[Date Prev][Date Next][Thread Prev][Thread Next][Date Index][Thread Index]
Re: [Qemu-ppc] [PATCH v2 02/19] spapr: introduce a skeleton for the XIVE
Cédric Le Goater
Re: [Qemu-ppc] [PATCH v2 02/19] spapr: introduce a skeleton for the XIVE interrupt controller
Wed, 17 Jan 2018 15:39:46 +0100
Mozilla/5.0 (X11; Linux x86_64; rv:52.0) Gecko/20100101 Thunderbird/52.5.2
On 01/17/2018 12:10 PM, Benjamin Herrenschmidt wrote:
> On Wed, 2018-01-17 at 10:18 +0100, Cédric Le Goater wrote:
>>>>> Also, have we decided how the process of switching between XICS and
>>>>> XIVE will work vs. CAS ?
>>>> That's how it is described in the architecture. The current choice is
>>>> to create both XICS and XIVE objects and choose at CAS which one to
>>>> use. It relies today on the capability of the pseries machine to
>>>> allocate IRQ numbers for both interrupt controller backends. These
>>>> patches have been merged in QEMU.
>>>> A change of interrupt mode results in a reset. The device tree is
>>>> populated accordingly and the ICPs are switched for the model in
>>> For KVM we need to only instanciate one of them though.
>> How would we handle a guest rebooting on a kernel without XIVE support ?
> It will do CAS again and we can change the devices.
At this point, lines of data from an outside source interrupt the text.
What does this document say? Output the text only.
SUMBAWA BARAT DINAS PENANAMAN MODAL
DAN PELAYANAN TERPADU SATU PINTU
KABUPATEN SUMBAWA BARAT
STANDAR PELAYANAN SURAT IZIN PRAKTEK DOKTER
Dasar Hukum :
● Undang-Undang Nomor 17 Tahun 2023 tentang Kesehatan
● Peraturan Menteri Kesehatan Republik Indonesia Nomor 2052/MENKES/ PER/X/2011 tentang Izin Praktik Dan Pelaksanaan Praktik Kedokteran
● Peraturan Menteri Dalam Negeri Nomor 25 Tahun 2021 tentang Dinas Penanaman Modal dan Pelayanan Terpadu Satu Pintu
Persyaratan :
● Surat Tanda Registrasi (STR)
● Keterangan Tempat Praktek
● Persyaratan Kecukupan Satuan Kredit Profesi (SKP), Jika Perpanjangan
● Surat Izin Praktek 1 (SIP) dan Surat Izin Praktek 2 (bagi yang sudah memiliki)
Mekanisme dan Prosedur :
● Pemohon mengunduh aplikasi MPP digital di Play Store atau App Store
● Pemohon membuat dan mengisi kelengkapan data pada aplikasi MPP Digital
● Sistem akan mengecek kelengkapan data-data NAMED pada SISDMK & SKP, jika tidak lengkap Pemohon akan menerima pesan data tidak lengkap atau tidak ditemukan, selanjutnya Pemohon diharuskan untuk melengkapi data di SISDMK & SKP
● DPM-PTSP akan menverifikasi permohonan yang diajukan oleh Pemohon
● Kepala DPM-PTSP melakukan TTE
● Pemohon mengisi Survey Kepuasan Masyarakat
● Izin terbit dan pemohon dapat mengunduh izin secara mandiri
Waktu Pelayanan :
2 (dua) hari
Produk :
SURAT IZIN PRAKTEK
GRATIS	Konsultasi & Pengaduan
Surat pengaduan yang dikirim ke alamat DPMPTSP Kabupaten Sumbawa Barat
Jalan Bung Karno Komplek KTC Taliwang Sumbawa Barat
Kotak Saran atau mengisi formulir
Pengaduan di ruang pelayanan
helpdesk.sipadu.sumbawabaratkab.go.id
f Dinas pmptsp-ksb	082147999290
So, we would destroy the previous QEMU ICS object and create a new one
in the CAS hcall. That would probably work. There might be some issues
in creating and destroying the ICS KVM device, but that can be studied
It used to be considered ugly to create a QEMU device at reset time, so
I wonder if this is still the case, because when the machine reaches CAS,
we really are beyond reset.
If this is OK, then the next "issue" is to keep in sync the allocated
IRQ numbers. The IRQ allocator is now merged at the machine level, so
the synchronization is obvious to do when both backend QEMU objects
are available. that's the path I took. If both QEMU objects are not
available, then we need to scan the IRQ number space in the current
interrupt mode and allocate the same IRQs in the newly negotiated mode.
Probably OK. I don't see major problems with the current code.
Migration is a problem. We will need both backend QEMU objects to be
available anyhow if we want to migrate. So we are back to the current
solution creating both QEMU objects but we can try to defer some of the
KVM inits and create the KVM device on demand at CAS time.
The next problem is the ICP object that currently needs the KVM device
fd to connect the vcpus ... So, we will need to change that also.
That is probably the biggest problem today. We need a way to disconnect
the vpcu from the KVM device and see how we can defer the connection.
I need to make sure this is possible, I can check that without XIVE
>> Are you suggesting to create the XICS or XIVE device in the CAS negotiation
>> process ? So, the machine would not have any interrupt controller before
>> CAS. That seems really late to me. grub uses the console for instance.
> We start with XICS by default.
>> I think it should prepare for both options, start in XIVE legacy mode,
>> which is XICS, then possibly switch to XIVE exploitation mode.
>>>>> And how that will interact with KVM ?
>>>> I expect we will do the same, which is to create two KVM devices to
>>>> be able to handle both interrupt controller backends depending on the
>>>> mode negotiated by the guest.
>>> That will be an ungodly mess, I'd rather we only instanciate the right
>> It's rather transparent currently in the emulated version. There are two
>> sets of objects in QEMU, switching is done in CAS. KVM support should not
>> change anything in that area.
>> I expect the 'xive-kvm' object to get/set states for migration, just like
>> for XICS and to setup the ESB+TIMA memory regions, which is new.
> But both XICS and XIVE are completely different kernel KVM devices that will
> need to "hook" into the same set of internal hooks for things like interrupts
> being passed through, RTAS calls etc...
> How does KVM knows which one to "activate" ?
Can't we add an extra IRQ type and use vcpu->arch.irq_type for that ?
I haven't studied all the low level details though.
> I don't think the kernel should have both.
I hear that. From a QEMU perspective, it is much easier to put everything
in place for both interrupt modes and let the guest decide what it wants
If we choose not to, we will need to find solution to defer the KVM inits
and to disconnect/reconnect the vcpus. For the latter, we could add a
KVM_DISABLE_CAP ioctl or maybe better add a new capability like
KVM_CAP_IRQ_XIVE to perform the switch.